100th birthday: Henry Mancini gave the Pink Panther legs – culture


Henry Mancini’s evergreens “Moon River” and “The Pink Panther” are considered the first bestsellers in film music history. But he also understood the sound of the uncanny.

The flautist and composer Henry Mancini earned his first spurs as a freelancer, playing upbeat melodies at weddings for three dollars an evening. He later studied the big band sound with jazz musician Benny Goodman.

In the 1950s he worked for Universal Studios, where he scored horror films, including the famous B-movie “Tarantula”. For a small ensemble, he and his colleagues arranged effective puzzle pieces, which were then later randomly put together to form a film score.

His teaching years are his master years

After his educational days at Universal, Mancini developed into a skilled swing and pop arranger who developed a congenial film friendship with director Blake Edwards.

This resulted in hits such as the crime thriller “Peter Gunn” as well as the immortal classics “Moon River” and “The Pink Panther”. The big breakthrough came at the beginning of the 1960s. Blake Edwards hired Mancini for his Truman Capote film adaptation “Breakfast at Tiffany’s.”

Henry Mancini worked day and night on a brilliant idea for the touching scene with Audrey Hepburn – playing the guitar on the windowsill. The song became Mancini’s biggest commercial success.


A legendary scene in music history: Audrey Hepburn, as Holly Golightly, sits at the open window and makes music.

IMAGO/United Archives

«One night I sat down in my studio and tried the first three notes on the piano. All of a sudden “Moon River” came pouring out of me. Think about it for a month, write it down for half an hour.”

Pink four-legged friend with savings potential

The other stroke of genius is a masterpiece of musical cool: triangle, double bass, piano and the casual saxophone allow the lithe pink panther to sneak through the streets of a nameless metropolis.

Movie poster for the 1963 film Pink Panther, featuring a woman hugging a stuffed tiger


“The Pink Panther” is actually a feature film from 1963 – and predecessor to the successful animated series.

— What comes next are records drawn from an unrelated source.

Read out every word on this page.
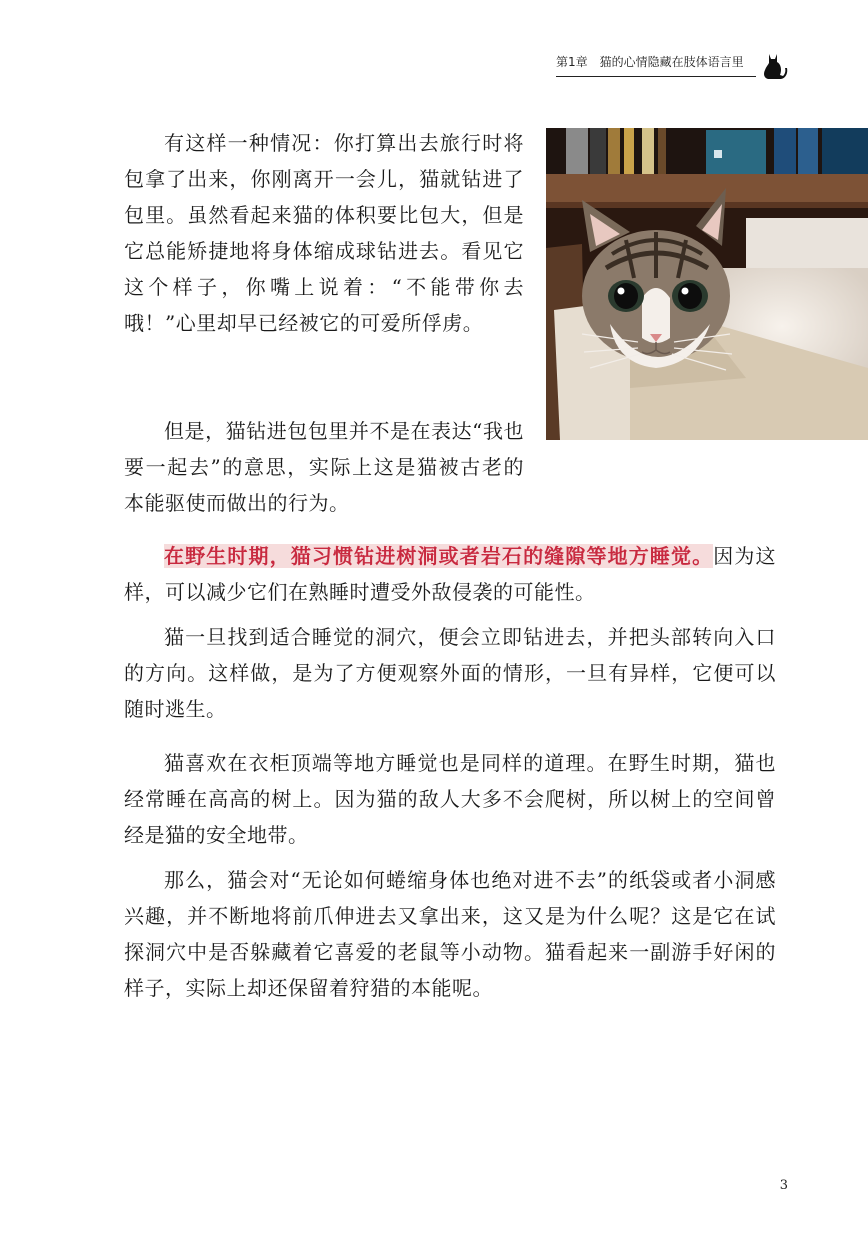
第1章 猫的心情隐藏在肢体语言里

有这样一种情况：你打算出去旅行时将包拿了出来，你刚离开一会儿，猫就钻进了包里。虽然看起来猫的体积要比包大，但是它总能矫捷地将身体缩成球钻进去。看见它这个样子，你嘴上说着：“不能带你去哦！”心里却早已经被它的可爱所俘虏。

但是，猫钻进包包里并不是在表达“我也要一起去”的意思，实际上这是猫被古老的本能驱使而做出的行为。

在野生时期，猫习惯钻进树洞或者岩石的缝隙等地方睡觉。因为这样，可以减少它们在熟睡时遭受外敌侵袭的可能性。

猫一旦找到适合睡觉的洞穴，便会立即钻进去，并把头部转向入口的方向。这样做，是为了方便观察外面的情形，一旦有异样，它便可以随时逃生。

猫喜欢在衣柜顶端等地方睡觉也是同样的道理。在野生时期，猫也经常睡在高高的树上。因为猫的敌人大多不会爬树，所以树上的空间曾经是猫的安全地带。

那么，猫会对“无论如何蜷缩身体也绝对进不去”的纸袋或者小洞感兴趣，并不断地将前爪伸进去又拿出来，这又是为什么呢？这是它在试探洞穴中是否躲藏着它喜爱的老鼠等小动物。猫看起来一副游手好闲的样子，实际上却还保留着狩猎的本能呢。

3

IMAGO / Cinema Publishers Collection

Actor Jack Lemmon reportedly cried when he heard the Pink Panther theme for the first time. Because it sounded so damn cool and not because it was so sad.

From jazz to horror, Mancini could do it all

In the late 1960s, Mancini increasingly returned to the thriller and horror genre, but with more finesse and courage to experiment than at Universal Studios.

In 1967, Terrence Young directed the psychological thriller “Wait Until Dark.” A literally dark chamber play about a blind woman, played by Audrey Hepburn, who is terrorized by three gangsters in a New York apartment.

Master of the arrangement

Mancini had conceived sophisticated music for the game of cat and mouse in the semi-darkness – in complete contrast to his otherwise lively band music. Mancini combines two quarter-tone pianos with a sitar, electric guitar and a whistled melody in the background.

Mancini’s stroke of genius shows the inner life of a blind woman, plagued by fear and terror, who has to fight three men.

All in all, Henry Mancini was not a typical genre composer, but rather an “easy listening” perfectionist. Its timeless quality was the original, light-footed arrangement, the proverbial Mancini sound, sometimes pink, tongue-in-cheek, but also dark and disturbing.

Radio SRF 1, April 16, 2024, 5:00 a.m.